The complex regulatory framework necessitates robust quality management systems and a deep understanding of international pharmaceutical standards for all participants in the ICATIBANT ACETATE supply chain.

What are the Key Challenges and Risks in the ICATIBANT ACETATE Supply Chain?

The specialized nature of peptide manufacturing and the global reach of the supply chain present several inherent challenges and risks.

• Supply Chain Concentration: The limited number of specialized API manufacturers for complex peptides like ICATIBANT ACETATE creates a risk of supply disruption. A single point of failure at a major supplier could have widespread consequences.
• Raw Material Volatility: The availability and pricing of highly specific protected amino acids and reagents can be subject to market fluctuations, geopolitical events, and production issues at upstream chemical suppliers.
• Quality Control and Compliance: Maintaining consistent, high-quality production across multiple manufacturing sites and contract manufacturers requires rigorous quality assurance. Deviations from GMP can lead to product recalls and regulatory action.
• Intellectual Property and Patent Expiry: While patents provide market exclusivity, their expiry opens the door for generic competition. This can impact pricing and the overall market dynamics for ICATIBANT ACETATE. Understanding patent landscapes is crucial for long-term supply strategy.
• Geopolitical and Environmental Factors: Global supply chains are susceptible to disruptions from political instability, trade disputes, natural disasters, and pandemics, all of which can impact manufacturing, logistics, and raw material sourcing.
• Lead Times: Peptide synthesis is often a lengthy process. Extended lead times for API production and subsequent drug product manufacturing can impact inventory management and market responsiveness.

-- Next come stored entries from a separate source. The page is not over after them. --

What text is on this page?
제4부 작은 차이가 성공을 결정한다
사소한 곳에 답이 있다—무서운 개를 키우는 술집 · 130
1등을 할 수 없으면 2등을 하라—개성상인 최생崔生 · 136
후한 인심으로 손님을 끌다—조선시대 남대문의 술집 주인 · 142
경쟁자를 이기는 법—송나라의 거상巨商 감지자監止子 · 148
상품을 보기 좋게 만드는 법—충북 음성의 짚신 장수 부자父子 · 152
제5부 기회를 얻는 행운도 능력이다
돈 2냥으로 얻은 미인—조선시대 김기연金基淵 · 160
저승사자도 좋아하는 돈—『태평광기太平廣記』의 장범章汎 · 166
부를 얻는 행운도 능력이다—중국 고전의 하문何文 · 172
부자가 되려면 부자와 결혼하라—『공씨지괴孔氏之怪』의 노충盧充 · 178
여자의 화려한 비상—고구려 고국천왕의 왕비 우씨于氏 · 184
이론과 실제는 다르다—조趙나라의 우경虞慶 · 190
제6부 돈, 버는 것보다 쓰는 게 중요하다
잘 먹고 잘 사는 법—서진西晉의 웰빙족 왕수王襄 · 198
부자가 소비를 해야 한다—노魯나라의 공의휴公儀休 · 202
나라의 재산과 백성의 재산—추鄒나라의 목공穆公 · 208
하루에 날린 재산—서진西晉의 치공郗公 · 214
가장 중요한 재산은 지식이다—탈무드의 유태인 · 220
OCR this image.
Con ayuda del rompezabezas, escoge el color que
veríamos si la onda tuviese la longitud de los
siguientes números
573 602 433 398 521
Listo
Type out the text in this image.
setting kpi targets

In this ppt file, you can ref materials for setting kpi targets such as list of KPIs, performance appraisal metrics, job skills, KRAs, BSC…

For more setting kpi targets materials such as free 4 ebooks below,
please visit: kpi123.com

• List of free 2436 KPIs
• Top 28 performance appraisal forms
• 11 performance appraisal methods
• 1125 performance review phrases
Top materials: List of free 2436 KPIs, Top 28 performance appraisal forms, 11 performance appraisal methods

Proactive risk mitigation strategies, including dual sourcing, robust supplier qualification programs, and strategic inventory management, are essential for ensuring the reliable supply of ICATIBANT ACETATE.

Key Takeaways

• The ICATIBANT ACETATE API manufacturing is concentrated among specialized peptide synthesis firms, notably Bachem AG and Polypeptide Group.
• Key CDMOs involved in formulation and sterile manufacturing include Lonza Group AG, Catalent, Inc., and Thermo Fisher Scientific.
• Critical raw materials include specialized Fmoc-protected amino acids (e.g., L-Lysine, D-Phenylalanine, D-Arginine), Rink Amide resins, and peptide coupling reagents.
• Production is governed by stringent GMP regulations enforced by agencies like the FDA and EMA, requiring detailed DMFs and thorough CMC documentation.
• Significant supply chain risks include concentration of API suppliers, raw material volatility, quality control challenges, and geopolitical disruptions.

Frequently Asked Questions

What is the primary therapeutic use of ICATIBANT ACETATE?

ICATIBANT ACETATE is used for the symptomatic treatment of acute attacks in patients with hereditary angioedema (HAE) [1]. It acts as a selective bradykinin B2 receptor antagonist.

Are there any approved generic versions of ICATIBANT ACETATE?

As of the latest available information, the primary branded product is Firazyr®. The market for generic ICATIBANT ACETATE is evolving. Manufacturers interested in developing generics must navigate existing patents and meet stringent bioequivalence requirements. Patent expiry dates and litigation outcomes are critical factors.

What are the main analytical methods used for quality control of ICATIBANT ACETATE API?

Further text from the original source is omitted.